我把他抱起来,用毯子把他包起来,然后冲出门去路边两个街区的急诊兽医。

By the time we arrive, the seizure has stopped, and he is breathing, but barely. The vet brings him to the MRI room, and I hear the muffled voices of the vet and his assistant, however, I cannot understand. The assistant comes out and sends me a Wechat message to translate: Lucky has a massive brain tumour. 

当我们到达时,癫痫发作已经停止,他正在呼吸,但几乎没有呼吸。 兽医把他带到核磁共振室,我听到兽医和他的助手低沉的声音,然而,我无法理解。 助理出来给我发了一条微信信息让我翻译:Lucky有一个巨大的脑瘤。

We are discussing options when he seizes again for the last time, as I hold his frail little body.

当他最后一次抓住时,我们正在讨论选择,因为我抱着他虚弱的小身体。

After a while, I ask what the procedure is for taking care of him now, and I am given a somewhat curious option. The assistant makes a phone call, and a guy shows up with a giant cremation truck. He tells me we can have a funeral and cremation ceremony. 

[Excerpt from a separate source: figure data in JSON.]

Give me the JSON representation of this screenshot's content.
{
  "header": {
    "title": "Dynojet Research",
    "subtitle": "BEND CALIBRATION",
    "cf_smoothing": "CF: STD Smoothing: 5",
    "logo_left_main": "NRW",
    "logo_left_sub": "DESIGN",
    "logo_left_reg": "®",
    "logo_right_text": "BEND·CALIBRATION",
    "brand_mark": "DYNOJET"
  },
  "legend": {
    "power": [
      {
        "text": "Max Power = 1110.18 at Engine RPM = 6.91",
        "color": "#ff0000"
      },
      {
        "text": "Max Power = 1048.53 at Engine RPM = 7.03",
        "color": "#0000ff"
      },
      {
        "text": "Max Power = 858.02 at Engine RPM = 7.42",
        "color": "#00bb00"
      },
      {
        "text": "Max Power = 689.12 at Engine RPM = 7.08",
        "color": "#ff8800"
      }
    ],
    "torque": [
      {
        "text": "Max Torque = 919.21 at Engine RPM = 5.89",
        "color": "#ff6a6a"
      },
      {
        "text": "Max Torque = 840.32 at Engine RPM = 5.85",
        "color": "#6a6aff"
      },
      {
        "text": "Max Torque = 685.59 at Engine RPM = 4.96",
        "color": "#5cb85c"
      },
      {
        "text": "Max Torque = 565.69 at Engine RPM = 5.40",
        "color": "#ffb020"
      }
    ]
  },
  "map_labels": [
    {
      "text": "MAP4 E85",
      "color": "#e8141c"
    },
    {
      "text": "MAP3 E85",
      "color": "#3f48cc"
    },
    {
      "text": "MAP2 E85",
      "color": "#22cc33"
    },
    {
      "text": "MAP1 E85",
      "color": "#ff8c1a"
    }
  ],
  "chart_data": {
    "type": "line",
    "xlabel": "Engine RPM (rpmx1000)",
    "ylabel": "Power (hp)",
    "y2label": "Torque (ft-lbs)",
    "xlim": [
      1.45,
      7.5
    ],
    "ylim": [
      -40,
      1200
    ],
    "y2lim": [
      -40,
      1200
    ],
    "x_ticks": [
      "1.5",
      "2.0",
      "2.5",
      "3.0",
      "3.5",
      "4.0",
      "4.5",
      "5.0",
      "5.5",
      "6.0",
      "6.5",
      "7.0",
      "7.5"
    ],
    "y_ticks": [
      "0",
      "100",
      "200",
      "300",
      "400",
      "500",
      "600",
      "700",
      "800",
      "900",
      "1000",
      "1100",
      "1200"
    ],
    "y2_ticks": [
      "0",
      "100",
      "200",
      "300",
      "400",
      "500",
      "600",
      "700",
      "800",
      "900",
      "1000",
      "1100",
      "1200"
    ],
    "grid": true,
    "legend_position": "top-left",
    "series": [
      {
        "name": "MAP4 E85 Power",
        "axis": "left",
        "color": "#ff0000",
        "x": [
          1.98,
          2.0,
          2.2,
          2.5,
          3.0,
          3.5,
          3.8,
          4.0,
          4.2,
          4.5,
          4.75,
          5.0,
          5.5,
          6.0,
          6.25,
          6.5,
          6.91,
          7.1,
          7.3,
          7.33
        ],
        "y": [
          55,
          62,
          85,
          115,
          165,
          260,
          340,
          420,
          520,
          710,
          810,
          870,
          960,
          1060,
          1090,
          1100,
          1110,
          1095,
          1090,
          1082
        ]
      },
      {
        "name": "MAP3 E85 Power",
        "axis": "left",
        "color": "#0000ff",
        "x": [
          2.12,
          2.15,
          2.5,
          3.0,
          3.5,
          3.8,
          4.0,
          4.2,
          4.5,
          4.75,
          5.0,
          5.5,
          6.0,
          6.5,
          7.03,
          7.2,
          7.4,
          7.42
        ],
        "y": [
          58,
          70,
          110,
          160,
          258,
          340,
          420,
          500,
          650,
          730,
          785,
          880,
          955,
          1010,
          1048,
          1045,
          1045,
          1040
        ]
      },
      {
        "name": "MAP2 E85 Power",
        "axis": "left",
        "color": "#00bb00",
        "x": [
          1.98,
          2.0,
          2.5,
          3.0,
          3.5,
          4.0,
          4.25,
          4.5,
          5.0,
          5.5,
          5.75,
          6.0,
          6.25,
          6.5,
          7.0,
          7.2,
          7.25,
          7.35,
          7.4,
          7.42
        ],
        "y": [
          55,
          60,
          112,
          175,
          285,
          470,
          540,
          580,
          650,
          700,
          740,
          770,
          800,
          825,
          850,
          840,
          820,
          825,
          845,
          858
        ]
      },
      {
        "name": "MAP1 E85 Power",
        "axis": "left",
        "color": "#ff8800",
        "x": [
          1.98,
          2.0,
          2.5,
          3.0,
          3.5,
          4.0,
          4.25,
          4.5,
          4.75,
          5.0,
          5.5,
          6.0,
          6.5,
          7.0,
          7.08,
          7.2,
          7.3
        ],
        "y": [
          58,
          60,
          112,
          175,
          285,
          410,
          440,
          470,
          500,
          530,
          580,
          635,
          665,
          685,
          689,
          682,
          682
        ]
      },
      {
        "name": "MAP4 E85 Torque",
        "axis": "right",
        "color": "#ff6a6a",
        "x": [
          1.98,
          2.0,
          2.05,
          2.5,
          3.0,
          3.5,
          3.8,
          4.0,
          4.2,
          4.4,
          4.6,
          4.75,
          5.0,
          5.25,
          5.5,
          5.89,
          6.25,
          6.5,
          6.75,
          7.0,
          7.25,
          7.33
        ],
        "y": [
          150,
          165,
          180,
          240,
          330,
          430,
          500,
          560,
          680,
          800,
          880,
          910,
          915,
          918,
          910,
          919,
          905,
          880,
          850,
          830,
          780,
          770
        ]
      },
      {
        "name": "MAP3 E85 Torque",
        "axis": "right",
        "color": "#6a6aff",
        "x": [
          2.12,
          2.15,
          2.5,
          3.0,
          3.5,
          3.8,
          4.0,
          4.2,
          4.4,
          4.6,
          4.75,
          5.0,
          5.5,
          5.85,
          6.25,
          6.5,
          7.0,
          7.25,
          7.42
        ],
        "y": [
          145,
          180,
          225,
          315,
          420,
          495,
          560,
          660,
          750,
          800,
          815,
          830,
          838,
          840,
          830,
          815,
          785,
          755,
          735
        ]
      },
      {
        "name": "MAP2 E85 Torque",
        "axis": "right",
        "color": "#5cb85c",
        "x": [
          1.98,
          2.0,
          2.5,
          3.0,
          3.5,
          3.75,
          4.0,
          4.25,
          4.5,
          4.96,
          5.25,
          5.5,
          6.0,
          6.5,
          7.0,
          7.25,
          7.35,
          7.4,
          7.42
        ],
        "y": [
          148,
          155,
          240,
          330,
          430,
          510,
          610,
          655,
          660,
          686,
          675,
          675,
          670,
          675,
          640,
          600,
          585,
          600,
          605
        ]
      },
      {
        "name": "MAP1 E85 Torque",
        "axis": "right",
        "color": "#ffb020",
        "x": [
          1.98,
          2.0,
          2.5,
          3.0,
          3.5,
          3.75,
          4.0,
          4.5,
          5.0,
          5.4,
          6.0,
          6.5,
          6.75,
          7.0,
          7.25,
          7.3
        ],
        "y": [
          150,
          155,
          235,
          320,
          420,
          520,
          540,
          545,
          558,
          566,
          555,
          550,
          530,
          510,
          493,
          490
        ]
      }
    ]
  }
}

过了一会儿,我问现在照顾他的程序是什么,我得到了一个有点好奇的选择。 助理打了个电话,一个人带着一辆巨大的火葬车出现了。 他告诉我,我们可以举行葬礼和火葬仪式。

I have only heard of such things for pets before, but it sounds nice. 

我以前只听说过宠物的這種東西,但聽起來不錯。

We bring Lucky out to the truck, where the man uses traditional Chinese ceremony materials: a special cloth, incense, funeral music. He proceeds to sing a song and speak words from a Buddhist text and then after that, Lucky is placed on a little conveyor belt to go into the incinerator. As we sat there watching the smoke of my dear companion rising from the truck, the man still singing funeral dirges, I noticed something. 

我们把Lucky带到卡车上,那人在那里使用中国传统的仪式材料:特殊的布、香、葬礼音乐。 他继续唱一首歌,说出佛教经文中的单词,然后,Lucky被放在一条小传送带上,进入焚烧炉。 当我们坐在那里看着我亲爱的同伴的烟雾从卡车上升起时,这个人还在唱着葬礼哀歌,我注意到了一些事情。

The noise. Or rather the silence. There is nothing but wind and song in my ears. 

噪音。 或者更确切地说是沉默。 我耳边只有风声和歌声。

After that day, the noise never returned. I will never know what the noise was for sure, but I wondered. If dogs and cats can sense when their people are sick, is it possible that I sensed Lucky’s illness? I will never know for sure, but in the midst of my grief, the quiet was the sound of loneliness.

那天之后,噪音再也没有回来。 我永远不知道噪音是什么,但我想知道。 如果狗和猫能感觉到他们的人生病,那我有可能感觉到Lucky的病吗? 我永远不会确定,但在我悲伤中,寂静是孤独的声音。